Carie, come difendere la salute della bocca

Purtroppo, Covid-19 ha cambiato molte delle nostre abitudini e durante il primo lockdown del 2020 è venuta meno la possibilità di recarsi dal dentista, se non per le urgenze. Da quel momento, però, il comparto odontoiatrico si è attrezzato per rendere ancora più sicuri gli studi non solo per i pazienti, che da sempre sono protetti, ma anche per gli operatori. «Una recente indagine condotta da SIdP insieme con Key-stone – prosegue l’esperto – ha dimostrato come l’incidenza di infezioni da coronavirus all’interno degli studi italiani è stata inferiore all’1%. Eppure, nonostante questo dato rassicurante, l’assenza delle cure nei mesi di chiusura e atteggiamenti timorosi da parte dei pazienti hanno ritardato non solo la diagnosi precoce, ma hanno causato un peggioramento delle condizioni di coloro che stavano facendo delle terapie di supporto o che erano in attesa di iniziare trattamenti complessi». Anche tra i bambini: negli ultimi mesi, gli specialisti hanno rilevato un aumento dei casi di Molar-Incisor Hypomineralization Syndrome (Mih). «Si tratta di una condizione congenita legata a un difetto di funzione degli ameloblasti, che sono le cellule deputate alla formazione dello smalto, e che può colpire fino al 25% dei bambini», spiega Landi. «Si manifesta con delle macchie biancastre sulla superfice dei molari e degli incisivi e deve essere non solo diagnosticata precocemente, ma anche trattata opportunamente per evitare possibili conseguenze sia sulla salute dei denti che ne sono affetti sia per ridurre il danno estetico causato dalle macchie».

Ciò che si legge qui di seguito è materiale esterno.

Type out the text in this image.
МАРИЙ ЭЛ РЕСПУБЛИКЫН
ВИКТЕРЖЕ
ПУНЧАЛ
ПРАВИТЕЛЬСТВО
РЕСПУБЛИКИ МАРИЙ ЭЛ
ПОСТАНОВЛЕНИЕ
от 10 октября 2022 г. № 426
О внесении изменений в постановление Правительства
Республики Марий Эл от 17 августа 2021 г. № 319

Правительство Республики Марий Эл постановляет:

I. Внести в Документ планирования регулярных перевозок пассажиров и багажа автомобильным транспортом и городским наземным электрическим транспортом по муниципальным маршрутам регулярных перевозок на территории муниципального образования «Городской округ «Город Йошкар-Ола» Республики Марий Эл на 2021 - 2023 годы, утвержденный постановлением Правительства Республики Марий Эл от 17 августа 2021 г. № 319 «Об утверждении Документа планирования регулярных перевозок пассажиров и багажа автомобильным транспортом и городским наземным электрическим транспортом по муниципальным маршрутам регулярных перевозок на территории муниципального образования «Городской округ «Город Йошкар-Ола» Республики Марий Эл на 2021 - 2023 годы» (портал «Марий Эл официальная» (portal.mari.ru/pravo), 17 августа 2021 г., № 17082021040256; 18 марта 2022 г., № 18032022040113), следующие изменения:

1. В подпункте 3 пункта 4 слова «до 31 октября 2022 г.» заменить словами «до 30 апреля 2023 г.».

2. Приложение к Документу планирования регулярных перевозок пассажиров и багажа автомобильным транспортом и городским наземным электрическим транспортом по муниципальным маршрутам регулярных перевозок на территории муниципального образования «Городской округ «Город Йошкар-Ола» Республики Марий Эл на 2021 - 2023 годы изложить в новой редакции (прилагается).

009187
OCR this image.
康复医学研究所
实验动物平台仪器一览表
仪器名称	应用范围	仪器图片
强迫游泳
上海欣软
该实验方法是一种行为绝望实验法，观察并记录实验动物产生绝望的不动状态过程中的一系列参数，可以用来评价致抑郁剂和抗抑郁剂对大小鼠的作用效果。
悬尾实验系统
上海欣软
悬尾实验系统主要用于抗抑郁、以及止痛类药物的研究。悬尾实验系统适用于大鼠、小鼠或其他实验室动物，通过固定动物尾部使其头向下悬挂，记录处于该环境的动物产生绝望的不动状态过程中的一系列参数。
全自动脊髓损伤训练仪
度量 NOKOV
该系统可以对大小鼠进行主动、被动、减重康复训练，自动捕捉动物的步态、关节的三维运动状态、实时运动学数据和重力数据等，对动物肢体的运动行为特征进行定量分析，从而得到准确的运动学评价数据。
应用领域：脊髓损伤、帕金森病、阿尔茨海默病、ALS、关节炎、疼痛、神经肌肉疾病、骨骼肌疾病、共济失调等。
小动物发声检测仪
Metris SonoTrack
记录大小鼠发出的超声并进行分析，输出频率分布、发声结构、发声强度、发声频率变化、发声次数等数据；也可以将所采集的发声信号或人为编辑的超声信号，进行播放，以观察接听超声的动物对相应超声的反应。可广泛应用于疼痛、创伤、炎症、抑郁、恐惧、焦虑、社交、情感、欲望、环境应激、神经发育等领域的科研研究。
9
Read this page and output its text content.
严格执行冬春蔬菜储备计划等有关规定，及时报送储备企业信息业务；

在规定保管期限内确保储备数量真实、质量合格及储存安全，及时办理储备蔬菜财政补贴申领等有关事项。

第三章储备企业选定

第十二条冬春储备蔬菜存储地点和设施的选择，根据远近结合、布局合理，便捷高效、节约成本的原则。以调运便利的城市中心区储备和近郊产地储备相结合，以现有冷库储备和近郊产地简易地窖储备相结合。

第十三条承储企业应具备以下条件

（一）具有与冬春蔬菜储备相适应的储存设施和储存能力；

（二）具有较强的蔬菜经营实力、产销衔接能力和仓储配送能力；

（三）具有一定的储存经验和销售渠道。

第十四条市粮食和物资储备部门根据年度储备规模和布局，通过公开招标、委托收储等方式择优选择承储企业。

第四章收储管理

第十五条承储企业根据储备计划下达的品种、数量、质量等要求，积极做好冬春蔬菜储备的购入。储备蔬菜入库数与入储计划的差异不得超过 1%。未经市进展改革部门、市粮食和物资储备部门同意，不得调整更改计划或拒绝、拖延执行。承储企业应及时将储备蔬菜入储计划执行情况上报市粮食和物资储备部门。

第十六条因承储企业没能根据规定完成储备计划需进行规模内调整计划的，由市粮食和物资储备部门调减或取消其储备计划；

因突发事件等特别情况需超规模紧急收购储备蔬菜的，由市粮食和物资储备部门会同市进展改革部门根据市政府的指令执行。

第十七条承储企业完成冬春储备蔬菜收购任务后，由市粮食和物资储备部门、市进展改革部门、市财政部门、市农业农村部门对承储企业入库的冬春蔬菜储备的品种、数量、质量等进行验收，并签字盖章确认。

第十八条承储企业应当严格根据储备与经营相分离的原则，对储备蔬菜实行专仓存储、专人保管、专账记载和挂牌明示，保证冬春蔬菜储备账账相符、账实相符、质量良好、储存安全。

Gengive infiammate e Covid

Eppure, la salute orale è ancora più importante in questa fase di emergenza Covid-19. Uno studio pubblicato sul Journal of Clinical Periodontology ha dimostrato che in chi soffre di un’infiammazione gengivale severa, e viene contagiato da Sars-CoV 2, la probabilità di decesso è 8.8 volte più alta rispetto a chi ha la bocca sana; più alto anche il pericolo di complicanze, con un rischio 4.5 volte maggiore per la necessità di ventilazione assistita e di 3.5 volte più alto di un ricovero in terapia intensiva. Lo studio ha coinvolto 568 pazienti con diagnosi confermata di Covid-19 fra febbraio e luglio 2020, per i quali era disponibile la cartella clinica integrata medica e odontoiatrica. «Fra i 40 pazienti che hanno avuto complicazioni, ben l’80% aveva la parodontite», spiega Luca Landi. «La probabilità di una qualsiasi complicazione da Covid-19 è risultata 3.7 volte più alta in chi aveva le gengive infiammate con un effetto evidente in particolare sui decessi, quasi 9 volte più probabili. Questo rischio elevato è stato confermato anche dopo aver effettuato l’analisi statistica escludendo ogni fattore confondente cioè la contestuale presenza di altri elementi di pericolo noti, come età, diabete e fumo». I risultati dello studio sottolineano anche come sia essenziale ritenere una priorità la cura della bocca di chi è stato contagiato da Sars-CoV 2 promuovendo un’igiene orale accurata dei pazienti autosufficienti e occupandosi adeguatamente della pulizia orale di coloro che non lo sono, specialmente se intubati.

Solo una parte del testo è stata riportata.